In origine, spiega il docente, la possibilità di rivalutazione è stata pensata per beni immobili come fabbricati, terreni o edifici, il cui valore di mercato cresce negli anni anche solo per il semplice effetto dell’inflazione. Con l’obiettivo di raccogliere denaro per le casse dello Stato questa possibilità è stata estesa ai macchinari, che però hanno solitamente vita più breve, poi alle partecipazioni e infine anche ai beni immateriali. Non va dimenticato, sottolinea poi il docente, che pagando un aggiuntivo 10% è possibile usare la ricchezza creata con le rivalutazioni per distribuire dividendi ai soci, pratica discutibile visto che dovrebbero essere gli utili effettivamente realizzati ad alimentare il flusso dei dividendi.

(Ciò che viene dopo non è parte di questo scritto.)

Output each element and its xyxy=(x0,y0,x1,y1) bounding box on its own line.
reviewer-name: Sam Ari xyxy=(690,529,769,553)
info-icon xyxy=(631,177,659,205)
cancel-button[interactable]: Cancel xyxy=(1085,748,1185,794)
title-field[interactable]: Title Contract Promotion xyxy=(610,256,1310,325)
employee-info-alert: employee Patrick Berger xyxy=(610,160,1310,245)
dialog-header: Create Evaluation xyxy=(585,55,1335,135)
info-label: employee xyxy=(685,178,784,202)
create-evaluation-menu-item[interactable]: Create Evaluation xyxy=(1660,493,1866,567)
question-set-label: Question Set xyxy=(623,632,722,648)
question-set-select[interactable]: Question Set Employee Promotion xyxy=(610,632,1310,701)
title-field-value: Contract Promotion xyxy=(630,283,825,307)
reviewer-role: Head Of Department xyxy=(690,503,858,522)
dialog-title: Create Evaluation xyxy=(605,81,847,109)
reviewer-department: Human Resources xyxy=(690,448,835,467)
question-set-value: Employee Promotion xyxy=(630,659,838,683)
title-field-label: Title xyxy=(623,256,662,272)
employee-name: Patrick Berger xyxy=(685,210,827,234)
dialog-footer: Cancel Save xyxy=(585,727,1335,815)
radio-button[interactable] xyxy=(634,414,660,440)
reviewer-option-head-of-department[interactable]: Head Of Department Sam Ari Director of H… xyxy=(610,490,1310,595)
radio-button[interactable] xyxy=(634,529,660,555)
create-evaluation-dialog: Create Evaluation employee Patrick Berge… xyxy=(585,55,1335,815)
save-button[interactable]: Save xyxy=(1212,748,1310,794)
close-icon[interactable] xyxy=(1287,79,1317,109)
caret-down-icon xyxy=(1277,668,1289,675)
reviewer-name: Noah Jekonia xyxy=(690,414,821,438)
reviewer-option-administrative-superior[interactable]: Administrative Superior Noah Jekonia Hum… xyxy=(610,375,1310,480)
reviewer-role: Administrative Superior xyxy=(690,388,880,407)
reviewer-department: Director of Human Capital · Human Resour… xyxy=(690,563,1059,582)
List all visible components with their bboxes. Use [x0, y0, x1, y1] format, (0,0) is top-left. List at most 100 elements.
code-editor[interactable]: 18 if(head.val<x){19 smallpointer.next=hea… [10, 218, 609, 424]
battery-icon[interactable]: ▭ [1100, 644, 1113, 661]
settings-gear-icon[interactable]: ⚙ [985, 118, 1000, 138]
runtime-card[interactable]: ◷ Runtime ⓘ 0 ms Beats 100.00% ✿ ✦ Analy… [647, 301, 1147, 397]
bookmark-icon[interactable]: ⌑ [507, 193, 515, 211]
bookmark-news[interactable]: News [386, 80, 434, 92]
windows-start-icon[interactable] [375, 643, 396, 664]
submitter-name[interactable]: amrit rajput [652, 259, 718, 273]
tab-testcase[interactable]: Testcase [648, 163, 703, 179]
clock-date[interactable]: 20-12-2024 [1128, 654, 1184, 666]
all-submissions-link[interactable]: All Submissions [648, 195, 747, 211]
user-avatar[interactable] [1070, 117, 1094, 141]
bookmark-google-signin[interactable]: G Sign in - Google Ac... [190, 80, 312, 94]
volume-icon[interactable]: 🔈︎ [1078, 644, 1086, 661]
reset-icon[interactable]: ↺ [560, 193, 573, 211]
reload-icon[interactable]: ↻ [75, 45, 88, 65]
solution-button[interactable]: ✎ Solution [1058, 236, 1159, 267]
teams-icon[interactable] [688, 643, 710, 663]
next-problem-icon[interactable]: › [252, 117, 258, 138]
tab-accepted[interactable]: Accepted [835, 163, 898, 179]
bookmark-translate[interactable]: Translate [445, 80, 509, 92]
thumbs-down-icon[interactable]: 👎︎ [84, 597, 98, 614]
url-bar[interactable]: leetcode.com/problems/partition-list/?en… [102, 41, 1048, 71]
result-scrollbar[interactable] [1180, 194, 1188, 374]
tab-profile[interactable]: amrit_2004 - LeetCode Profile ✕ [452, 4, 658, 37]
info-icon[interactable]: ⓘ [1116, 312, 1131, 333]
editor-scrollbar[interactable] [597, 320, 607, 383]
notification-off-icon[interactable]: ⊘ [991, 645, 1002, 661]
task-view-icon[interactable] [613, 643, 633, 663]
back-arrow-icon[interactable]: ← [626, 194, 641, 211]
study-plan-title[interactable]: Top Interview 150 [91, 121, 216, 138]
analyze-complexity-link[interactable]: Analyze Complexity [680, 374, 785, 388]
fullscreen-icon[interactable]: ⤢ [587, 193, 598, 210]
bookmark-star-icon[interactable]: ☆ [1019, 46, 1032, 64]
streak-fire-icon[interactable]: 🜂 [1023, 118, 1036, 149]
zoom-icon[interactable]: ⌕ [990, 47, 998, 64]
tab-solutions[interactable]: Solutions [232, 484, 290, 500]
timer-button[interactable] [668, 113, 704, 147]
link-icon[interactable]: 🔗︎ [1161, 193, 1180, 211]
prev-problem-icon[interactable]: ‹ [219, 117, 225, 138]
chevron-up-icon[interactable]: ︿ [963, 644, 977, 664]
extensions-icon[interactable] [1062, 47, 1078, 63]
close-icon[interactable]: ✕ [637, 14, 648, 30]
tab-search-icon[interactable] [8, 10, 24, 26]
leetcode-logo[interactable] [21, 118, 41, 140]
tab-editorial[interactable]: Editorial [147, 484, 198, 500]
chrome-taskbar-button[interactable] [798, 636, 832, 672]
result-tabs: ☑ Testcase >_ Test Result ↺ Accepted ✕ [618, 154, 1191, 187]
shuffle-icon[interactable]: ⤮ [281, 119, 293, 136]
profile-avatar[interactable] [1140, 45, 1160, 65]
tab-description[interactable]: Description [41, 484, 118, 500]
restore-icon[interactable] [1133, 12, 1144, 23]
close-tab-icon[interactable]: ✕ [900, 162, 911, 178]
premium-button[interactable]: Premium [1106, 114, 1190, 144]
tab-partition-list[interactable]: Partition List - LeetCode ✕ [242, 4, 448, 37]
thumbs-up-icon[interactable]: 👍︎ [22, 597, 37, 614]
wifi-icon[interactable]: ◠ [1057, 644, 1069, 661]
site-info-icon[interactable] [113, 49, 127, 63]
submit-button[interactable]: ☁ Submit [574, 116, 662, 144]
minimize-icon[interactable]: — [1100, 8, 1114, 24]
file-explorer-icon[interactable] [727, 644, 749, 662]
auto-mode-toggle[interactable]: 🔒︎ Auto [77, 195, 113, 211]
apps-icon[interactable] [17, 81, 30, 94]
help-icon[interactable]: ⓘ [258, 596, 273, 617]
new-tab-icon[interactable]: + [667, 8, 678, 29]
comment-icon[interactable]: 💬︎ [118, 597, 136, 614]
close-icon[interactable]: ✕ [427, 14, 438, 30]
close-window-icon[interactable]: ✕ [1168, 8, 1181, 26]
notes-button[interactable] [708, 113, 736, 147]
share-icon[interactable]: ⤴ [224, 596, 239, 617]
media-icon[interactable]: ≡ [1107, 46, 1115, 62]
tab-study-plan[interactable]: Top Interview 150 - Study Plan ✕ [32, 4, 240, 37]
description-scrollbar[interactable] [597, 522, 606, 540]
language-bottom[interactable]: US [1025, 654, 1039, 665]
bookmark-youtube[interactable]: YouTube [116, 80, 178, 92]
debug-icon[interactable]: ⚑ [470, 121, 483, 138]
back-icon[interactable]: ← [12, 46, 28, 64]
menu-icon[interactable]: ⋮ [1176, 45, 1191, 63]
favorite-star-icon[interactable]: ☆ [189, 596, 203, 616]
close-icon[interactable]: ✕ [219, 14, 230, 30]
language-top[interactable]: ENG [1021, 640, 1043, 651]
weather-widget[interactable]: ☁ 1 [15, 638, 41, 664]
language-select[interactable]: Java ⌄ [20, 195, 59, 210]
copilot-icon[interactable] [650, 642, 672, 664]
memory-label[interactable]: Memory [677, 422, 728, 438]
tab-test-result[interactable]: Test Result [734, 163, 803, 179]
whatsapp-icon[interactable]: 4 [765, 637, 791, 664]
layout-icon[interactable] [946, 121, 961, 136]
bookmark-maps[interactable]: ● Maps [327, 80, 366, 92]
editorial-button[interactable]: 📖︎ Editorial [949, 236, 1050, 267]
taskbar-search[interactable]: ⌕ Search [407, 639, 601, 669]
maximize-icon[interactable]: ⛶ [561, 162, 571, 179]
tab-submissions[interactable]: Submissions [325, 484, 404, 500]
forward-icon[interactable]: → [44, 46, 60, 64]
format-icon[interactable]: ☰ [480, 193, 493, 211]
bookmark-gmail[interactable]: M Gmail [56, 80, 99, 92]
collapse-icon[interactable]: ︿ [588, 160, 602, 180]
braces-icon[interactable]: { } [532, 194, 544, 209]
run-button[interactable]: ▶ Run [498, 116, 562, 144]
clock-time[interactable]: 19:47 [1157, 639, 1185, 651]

Quel che è certo è che la sola ipotesi di modifica ha scatenato le ira del presidente di Confindustria Bonomi che sabato scorso nel suo intervento davanti agli imprenditori di Alba ha detto che non si può accettare perché “il presupposto per cui viene sostanzialmente uccisa è il fatto che il Mef (ministero Economia e finanze, ndr) si rende conto che questa norma assunta dal precedente governo ha assunto un valore così importante che non avevano quantificato bene la spesa. Vuol dire che funzionava molto bene“. Avete sbagliato? Affari vostri.

Lo sciopero? “Un inutile ricatto” – Bonomi ha poi concluso l’intervento dettando l’agenda anche ai sindacati: “Gli italiani tutto chiedono tranne che andare in piazza. Si crede ancora che il ricatto dello sciopero sia il mezzo per ottenere quello che uno chiede, mezzo che porta a rifiutare qualsiasi confronto con il resto del mondo del lavoro. E poi ci si lamenta. Le soluzioni si trovano insieme, non scioperando”. Giova ricordare che lo sciopero è un diritto di rango costituzionale, previsto dall’articolo 40 della Carta.